As I was writing this, or examining the way we previously treated Britney Spears (and seem almost certain to treat her again), I kept thinking of that brilliant Camus lecture. You know, the one he delivered at Columbia just after the end of WWII. Where he argued that humanity was at a crisis-point “because in today’s world we can contemplate the death or the torture of a human being with a feeling of indifference, friendly concern, scientific interest, or simple passivity.” Idk. I think about that lecture all the time — because doesn’t it feel weirdly relevant in the post-Trump era?

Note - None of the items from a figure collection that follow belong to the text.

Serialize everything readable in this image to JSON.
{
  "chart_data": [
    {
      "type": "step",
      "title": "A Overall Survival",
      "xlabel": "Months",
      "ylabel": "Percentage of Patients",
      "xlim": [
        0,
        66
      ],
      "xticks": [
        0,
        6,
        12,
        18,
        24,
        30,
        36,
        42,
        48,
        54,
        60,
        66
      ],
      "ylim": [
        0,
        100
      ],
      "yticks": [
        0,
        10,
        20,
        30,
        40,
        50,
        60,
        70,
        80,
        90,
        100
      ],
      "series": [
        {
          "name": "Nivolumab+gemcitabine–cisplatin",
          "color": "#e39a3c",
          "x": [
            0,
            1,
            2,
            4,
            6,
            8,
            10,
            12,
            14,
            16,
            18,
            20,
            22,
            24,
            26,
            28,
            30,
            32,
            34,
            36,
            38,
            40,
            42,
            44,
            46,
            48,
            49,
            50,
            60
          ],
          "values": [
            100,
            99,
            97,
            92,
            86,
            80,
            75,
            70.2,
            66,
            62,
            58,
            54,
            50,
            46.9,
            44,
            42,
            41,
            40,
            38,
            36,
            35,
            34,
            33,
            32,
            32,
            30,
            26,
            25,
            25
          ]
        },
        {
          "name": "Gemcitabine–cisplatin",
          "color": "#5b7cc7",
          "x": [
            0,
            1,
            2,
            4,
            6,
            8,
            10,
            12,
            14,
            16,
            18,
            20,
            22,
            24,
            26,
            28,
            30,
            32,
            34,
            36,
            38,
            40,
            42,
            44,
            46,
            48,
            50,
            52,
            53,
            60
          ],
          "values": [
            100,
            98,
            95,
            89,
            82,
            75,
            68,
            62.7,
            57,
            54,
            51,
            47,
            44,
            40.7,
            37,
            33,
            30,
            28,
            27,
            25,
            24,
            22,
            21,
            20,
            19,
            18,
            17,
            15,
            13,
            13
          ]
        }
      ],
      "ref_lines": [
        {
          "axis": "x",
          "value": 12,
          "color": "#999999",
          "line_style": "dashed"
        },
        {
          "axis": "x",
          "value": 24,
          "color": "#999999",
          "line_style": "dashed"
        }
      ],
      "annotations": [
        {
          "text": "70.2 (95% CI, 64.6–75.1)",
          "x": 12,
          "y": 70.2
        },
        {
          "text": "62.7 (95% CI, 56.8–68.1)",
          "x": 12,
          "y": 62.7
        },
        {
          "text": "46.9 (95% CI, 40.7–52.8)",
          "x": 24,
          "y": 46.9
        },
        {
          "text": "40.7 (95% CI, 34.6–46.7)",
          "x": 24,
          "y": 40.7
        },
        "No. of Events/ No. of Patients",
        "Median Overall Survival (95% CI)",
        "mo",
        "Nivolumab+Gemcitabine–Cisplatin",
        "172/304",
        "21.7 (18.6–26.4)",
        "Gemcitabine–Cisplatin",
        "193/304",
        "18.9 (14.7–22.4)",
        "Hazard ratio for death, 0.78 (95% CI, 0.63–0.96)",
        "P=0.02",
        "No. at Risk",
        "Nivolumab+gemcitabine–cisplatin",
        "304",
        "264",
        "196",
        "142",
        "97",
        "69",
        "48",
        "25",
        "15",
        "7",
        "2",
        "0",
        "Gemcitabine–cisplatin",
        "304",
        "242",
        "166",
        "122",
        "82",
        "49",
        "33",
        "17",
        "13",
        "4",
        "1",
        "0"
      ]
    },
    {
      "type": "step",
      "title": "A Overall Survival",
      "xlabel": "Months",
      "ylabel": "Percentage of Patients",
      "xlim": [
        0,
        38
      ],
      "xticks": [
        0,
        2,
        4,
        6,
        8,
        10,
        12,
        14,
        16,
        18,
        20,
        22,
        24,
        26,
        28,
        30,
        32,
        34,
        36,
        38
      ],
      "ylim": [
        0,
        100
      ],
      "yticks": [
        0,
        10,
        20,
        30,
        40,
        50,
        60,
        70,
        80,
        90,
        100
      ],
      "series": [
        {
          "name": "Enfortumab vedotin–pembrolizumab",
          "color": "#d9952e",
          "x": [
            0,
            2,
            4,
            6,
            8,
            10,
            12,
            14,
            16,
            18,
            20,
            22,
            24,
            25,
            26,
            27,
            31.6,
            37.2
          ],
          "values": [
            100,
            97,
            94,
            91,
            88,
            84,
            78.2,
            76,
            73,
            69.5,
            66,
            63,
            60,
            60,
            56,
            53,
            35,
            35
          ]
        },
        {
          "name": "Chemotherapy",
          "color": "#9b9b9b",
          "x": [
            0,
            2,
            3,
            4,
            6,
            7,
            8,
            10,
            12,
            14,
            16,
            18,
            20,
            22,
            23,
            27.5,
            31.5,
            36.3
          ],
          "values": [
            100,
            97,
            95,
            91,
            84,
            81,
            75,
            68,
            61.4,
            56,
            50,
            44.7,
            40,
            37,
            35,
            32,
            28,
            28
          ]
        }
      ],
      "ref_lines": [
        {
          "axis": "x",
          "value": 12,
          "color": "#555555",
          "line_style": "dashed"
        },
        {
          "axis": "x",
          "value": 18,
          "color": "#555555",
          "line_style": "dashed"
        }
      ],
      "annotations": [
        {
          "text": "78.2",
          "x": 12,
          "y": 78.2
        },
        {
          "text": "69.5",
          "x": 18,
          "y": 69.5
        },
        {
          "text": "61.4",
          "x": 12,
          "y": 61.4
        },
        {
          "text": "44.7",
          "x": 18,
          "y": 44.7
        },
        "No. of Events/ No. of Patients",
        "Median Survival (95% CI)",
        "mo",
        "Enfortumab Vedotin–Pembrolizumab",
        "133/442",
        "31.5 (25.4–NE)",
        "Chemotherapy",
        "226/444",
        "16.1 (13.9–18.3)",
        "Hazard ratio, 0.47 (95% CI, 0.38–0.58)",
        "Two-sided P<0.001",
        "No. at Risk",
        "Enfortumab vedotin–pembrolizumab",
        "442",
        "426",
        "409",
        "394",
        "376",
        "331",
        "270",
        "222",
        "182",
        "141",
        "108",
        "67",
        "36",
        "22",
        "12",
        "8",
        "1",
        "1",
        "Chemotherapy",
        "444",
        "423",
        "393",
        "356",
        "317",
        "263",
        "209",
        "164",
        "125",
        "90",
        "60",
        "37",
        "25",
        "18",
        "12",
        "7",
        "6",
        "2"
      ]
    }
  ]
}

I am not and never have never been a fan of Britney Spears’ music — I don’t dislike it; it’s just like, not my thing in the same way that Tool and K-pop are not my thing. If they’re you’re thing, cool. Do your thing. I watched the NYT documentaries on her because everybody was watching them. I didn’t even know Harvey Levin’s name before I started writing this-here post. I just knew him as that short, old TMZ guy with the skin of a taxidermied lizard. But, obviously, the discussion around Britney Spears is hardly about her music anymore.
The weird thing about TMZ’s Britney obsession is that they’re always making these broad claims about her “mental health.” With all the expertise of a haruspex, Harvey Levin goes on the local news in LA and discusses Britney’s mental health. But who died and made Harvey Levin (or any of those vultures at TMZ) the arbiter of mental health? They don’t seem any more sane to me than the people talking to the streetlamps on Hollywood Boulevard.